NoScript also protects against Cross Site Scripting attacks, and ClickJacking (also known as UI Redressing) attacks that cause users to click on buttons which are obscured by other page elements.

2. CS Lite

This simple add-on allows users to selectively or globally block cookies from websites, and view edit and delete them directly from the status bar. It does for cookies what NoScript does for scripts and plug-ins.

3. ShowIP

ShowIP helps against phishing attacks by displaying the IP address of the current website in the status bar at the bottom of the browser. While this is of limited use in itself (unless the user happens to know the IP address of the web site they want to visit,) right clicking on the IP address shown in the status bar brings up a number of options, including running a whois lookup to confirm the registered owner of the IP address concerned.

4. WOT (Web of Trust)

The WOT add-on gives a trustworthiness rating for sites that users visit based on feedback from other WOT users, access from a WOT button in the address toolbar. The button itself changes color depending on the trustworthiness of the site, giving an instant warning when a user visits a site that may be a source of malware. For some sites, such as those rated dangerous, WOT brings up a warning screen with the options to proceed to the site, add it to a whitelist, or to find out more information about the nature of the dangers that other users have reported.

5. Foxmarks

There’s always a danger with mobile workers that bookmarks for sites that are on their desktop computers won’t be available on their laptops. If they then type in the address of the site manually there’s the possibility that they could misspell it, and end up on a malicious web site inadvertently. Foxmarks prevents this by syncing the user’s laptop and desktop bookmarks, so they can access frequently visited sites via bookmarks which are known to work. Foxmarks can also sync web site passwords (protected by a PIN) so that passwords stored on a desktop machine by Firefox’s password manager are also available without the user having to write them down for use on the road. This also makes it more practical for a user to change their passwords frequently and storethem within Firefox without having to worry about keeping the password stores on different computers synchronized.
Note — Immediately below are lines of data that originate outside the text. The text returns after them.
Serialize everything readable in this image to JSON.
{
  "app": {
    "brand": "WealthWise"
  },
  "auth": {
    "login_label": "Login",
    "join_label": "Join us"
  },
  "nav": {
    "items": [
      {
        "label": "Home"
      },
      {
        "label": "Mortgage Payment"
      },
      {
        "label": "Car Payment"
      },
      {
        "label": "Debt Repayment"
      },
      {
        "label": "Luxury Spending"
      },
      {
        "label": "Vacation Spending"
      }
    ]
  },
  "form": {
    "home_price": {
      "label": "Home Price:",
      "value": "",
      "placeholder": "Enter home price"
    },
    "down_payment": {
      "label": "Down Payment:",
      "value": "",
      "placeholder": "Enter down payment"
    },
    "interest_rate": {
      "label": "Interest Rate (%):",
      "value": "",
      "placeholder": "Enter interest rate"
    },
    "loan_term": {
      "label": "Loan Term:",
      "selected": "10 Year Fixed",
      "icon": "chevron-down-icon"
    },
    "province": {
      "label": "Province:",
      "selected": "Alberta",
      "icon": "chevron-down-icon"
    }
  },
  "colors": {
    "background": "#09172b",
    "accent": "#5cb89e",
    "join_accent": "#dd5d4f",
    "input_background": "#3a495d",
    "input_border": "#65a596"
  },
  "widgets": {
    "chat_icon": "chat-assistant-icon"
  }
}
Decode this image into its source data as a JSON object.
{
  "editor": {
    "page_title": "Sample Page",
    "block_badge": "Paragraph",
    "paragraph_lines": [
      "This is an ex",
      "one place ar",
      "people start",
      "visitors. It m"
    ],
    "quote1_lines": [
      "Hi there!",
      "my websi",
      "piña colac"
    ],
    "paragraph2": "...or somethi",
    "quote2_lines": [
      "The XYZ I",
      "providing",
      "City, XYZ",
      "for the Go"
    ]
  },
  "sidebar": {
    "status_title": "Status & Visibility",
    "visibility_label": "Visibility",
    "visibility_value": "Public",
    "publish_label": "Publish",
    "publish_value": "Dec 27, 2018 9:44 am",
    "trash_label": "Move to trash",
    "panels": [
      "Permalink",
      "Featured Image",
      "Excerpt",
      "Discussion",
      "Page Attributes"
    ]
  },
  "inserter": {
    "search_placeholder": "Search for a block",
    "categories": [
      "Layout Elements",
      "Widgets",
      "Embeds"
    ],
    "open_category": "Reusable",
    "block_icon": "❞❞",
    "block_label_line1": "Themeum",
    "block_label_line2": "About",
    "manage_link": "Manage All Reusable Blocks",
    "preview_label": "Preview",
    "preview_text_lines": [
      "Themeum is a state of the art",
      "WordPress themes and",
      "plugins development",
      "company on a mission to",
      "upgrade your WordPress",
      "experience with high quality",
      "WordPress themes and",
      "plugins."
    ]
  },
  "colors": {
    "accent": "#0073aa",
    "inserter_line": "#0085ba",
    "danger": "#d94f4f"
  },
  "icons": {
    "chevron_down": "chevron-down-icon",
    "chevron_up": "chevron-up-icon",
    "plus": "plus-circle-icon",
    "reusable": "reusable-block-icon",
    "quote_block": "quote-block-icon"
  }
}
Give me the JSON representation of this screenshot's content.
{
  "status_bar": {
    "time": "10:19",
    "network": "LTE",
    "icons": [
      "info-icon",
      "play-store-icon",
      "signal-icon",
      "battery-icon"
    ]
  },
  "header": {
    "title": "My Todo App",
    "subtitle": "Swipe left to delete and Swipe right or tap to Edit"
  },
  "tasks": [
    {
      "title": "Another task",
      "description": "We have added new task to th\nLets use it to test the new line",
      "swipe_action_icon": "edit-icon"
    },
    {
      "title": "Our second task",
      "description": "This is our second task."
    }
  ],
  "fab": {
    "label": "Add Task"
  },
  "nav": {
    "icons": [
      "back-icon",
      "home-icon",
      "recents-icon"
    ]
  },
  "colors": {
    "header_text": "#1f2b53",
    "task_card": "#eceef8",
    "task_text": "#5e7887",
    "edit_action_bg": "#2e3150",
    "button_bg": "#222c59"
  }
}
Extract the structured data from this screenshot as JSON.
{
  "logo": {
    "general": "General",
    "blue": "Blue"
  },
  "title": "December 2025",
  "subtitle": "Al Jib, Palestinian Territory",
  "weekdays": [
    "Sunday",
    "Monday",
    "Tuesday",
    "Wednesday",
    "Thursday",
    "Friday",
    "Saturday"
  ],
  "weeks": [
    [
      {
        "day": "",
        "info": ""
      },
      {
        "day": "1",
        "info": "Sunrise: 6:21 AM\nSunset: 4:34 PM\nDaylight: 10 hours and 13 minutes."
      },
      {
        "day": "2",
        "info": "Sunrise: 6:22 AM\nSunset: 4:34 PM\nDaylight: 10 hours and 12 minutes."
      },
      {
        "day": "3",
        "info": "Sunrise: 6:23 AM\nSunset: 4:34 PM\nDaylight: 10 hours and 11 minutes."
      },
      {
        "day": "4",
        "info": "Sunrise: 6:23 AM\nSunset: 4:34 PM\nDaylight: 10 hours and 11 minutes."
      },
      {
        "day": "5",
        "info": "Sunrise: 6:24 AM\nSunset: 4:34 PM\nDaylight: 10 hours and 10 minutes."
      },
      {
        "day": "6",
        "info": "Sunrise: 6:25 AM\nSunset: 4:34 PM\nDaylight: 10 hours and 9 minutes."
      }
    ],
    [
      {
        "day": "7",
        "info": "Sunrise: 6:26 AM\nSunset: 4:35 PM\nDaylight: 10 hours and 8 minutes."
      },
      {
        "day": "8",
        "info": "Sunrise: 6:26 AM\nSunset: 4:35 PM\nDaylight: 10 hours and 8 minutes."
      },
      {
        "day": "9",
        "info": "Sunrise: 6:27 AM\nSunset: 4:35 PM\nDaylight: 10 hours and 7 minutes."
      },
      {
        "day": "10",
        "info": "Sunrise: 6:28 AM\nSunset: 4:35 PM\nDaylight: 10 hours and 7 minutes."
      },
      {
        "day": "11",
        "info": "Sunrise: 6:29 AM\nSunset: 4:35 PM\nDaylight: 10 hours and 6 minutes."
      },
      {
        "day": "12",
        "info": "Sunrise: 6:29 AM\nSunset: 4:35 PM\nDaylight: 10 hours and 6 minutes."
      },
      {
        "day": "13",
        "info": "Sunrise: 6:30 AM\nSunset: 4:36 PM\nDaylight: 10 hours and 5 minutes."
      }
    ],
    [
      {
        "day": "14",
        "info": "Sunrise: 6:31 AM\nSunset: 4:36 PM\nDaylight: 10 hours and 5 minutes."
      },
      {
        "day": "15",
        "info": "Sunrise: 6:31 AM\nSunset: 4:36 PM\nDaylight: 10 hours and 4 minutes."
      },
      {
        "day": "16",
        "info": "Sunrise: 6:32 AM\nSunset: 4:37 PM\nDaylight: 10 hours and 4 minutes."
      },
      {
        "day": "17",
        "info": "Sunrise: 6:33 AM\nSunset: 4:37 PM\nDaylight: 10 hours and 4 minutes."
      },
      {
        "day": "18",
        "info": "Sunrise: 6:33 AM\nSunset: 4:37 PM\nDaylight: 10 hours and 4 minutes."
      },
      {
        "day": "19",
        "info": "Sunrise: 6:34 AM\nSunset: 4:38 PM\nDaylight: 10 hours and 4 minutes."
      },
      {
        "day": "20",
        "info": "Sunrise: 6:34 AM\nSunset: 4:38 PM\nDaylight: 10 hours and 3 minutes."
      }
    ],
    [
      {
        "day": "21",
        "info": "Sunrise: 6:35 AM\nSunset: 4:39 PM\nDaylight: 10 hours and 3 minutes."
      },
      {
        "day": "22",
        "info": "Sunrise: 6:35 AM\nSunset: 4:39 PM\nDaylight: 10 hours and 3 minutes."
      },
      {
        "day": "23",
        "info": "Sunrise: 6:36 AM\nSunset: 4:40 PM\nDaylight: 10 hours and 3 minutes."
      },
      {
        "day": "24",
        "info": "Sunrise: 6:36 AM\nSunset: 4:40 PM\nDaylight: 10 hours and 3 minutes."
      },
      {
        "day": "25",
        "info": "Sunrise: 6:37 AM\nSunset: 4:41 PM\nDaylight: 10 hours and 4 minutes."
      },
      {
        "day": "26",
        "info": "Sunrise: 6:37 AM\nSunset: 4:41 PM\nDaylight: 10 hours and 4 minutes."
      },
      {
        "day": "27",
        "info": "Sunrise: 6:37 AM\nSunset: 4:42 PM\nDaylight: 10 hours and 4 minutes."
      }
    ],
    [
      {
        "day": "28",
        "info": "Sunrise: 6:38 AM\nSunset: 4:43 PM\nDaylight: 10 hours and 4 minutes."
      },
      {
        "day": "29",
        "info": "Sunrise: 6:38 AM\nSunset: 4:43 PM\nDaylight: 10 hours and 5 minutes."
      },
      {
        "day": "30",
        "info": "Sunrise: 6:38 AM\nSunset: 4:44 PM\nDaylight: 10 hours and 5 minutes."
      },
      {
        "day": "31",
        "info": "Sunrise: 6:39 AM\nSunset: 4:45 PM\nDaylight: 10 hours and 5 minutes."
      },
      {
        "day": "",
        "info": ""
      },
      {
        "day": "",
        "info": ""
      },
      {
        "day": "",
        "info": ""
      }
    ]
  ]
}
6. Master Password Timeout

Firefox has the ability to remember and enter passwords for web sites that the user may visit, and these passwords can be protected with a master password. If the master password is long and not guessable but stored on the user’s head (i.e. not written down) then having Firefox remember passwords can be a very secure solution. The problem is that once the master password is entered Firefox gives the user access to passwords without prompting for the master password until it detects five minutes of inactivity. This is a potential security risk if the user leaves the laptop unattended for a minute or two in a public place. To prevent this Master Password Timeout allows the user to specify their own, shorter timeout period. The master password can also be “logged off” manually from the Tools menu once Master Password Timeout is installed.

7. FireGPG

The use of encryption and digital signatures are important ways of maintaining the security of communications which are sent over insecure channels such as the Internet , when a VPN is not available. FireGPG allows users to encrypt, decrypt, sign and verify the signature of text from within Firefox from a FireGPG item in the Tools menu. It also adds buttons to the Gmail web page carrying out the same functions. Note: FireGPG requires that GnuPrivacyGuard (GPG) is installed on the laptop computer.

Paul Rubens
Paul Rubens
Paul Rubens is a technology journalist specializing in enterprise networking, security, storage, and virtualization. He has worked for international publications including The Financial Times, BBC, and The Economist, and is now based near Oxford, U.K. When not writing about technology Paul can usually be found playing or restoring pinball machines.